Les céphalocèles naso-ethmoïdaux sont caractérisés par une hernie dans la cavité nasale superomédiale, le défaut étant centré au niveau du caecum du foramen (Figure 5).6 Ils font saillie à travers le caecum du foramen dans l’espace prénasal. Ils sont positionnés en dessous des os nasaux.

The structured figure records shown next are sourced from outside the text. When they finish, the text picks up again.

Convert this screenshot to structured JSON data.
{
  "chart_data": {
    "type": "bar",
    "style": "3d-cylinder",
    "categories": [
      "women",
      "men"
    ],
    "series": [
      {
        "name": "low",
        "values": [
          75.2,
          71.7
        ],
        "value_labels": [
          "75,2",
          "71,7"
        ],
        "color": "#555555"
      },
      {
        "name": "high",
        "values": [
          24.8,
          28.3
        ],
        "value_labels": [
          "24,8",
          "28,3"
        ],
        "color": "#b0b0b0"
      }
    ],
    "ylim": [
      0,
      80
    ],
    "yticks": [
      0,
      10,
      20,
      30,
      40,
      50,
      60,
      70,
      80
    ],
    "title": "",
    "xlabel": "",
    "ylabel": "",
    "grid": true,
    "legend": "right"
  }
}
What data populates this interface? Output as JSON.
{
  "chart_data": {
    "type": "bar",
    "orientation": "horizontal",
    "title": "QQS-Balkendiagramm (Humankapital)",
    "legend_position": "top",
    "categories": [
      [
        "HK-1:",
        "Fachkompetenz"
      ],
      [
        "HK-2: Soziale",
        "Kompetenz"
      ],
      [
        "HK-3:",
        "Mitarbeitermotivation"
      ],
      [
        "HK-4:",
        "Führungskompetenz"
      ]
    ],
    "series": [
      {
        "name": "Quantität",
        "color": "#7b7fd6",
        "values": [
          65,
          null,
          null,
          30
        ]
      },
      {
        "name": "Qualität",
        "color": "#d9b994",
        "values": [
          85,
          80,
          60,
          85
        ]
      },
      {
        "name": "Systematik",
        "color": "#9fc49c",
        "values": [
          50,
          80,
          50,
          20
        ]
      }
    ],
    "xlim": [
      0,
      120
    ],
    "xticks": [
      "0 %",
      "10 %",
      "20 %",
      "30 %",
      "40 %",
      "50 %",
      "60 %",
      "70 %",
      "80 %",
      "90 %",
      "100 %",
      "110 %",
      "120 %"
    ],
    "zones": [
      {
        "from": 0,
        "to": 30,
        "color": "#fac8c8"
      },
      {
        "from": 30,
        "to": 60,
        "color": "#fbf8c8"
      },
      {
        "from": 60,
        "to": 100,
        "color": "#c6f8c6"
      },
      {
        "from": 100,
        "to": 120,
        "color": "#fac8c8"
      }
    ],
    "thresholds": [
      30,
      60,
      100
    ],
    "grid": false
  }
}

Les céphalocèles naso-frontaux présentent un défaut frontal de la ligne médiane, souvent avec une masse au niveau de la glabelle (racine du nez) (Figure 6).6 Ils font saillie à travers un fonticulus frontalis non éclairci.
Les céphalocèles naso-orbitaux sont caractérisés par un défaut orbital inféromédial. Ils font saillie dans l’orbite inféromédiale par un défaut dans les os maxillaires au niveau du processus lacrymal / frontal. Ils peuvent induire la proptose et le déplacement du globe.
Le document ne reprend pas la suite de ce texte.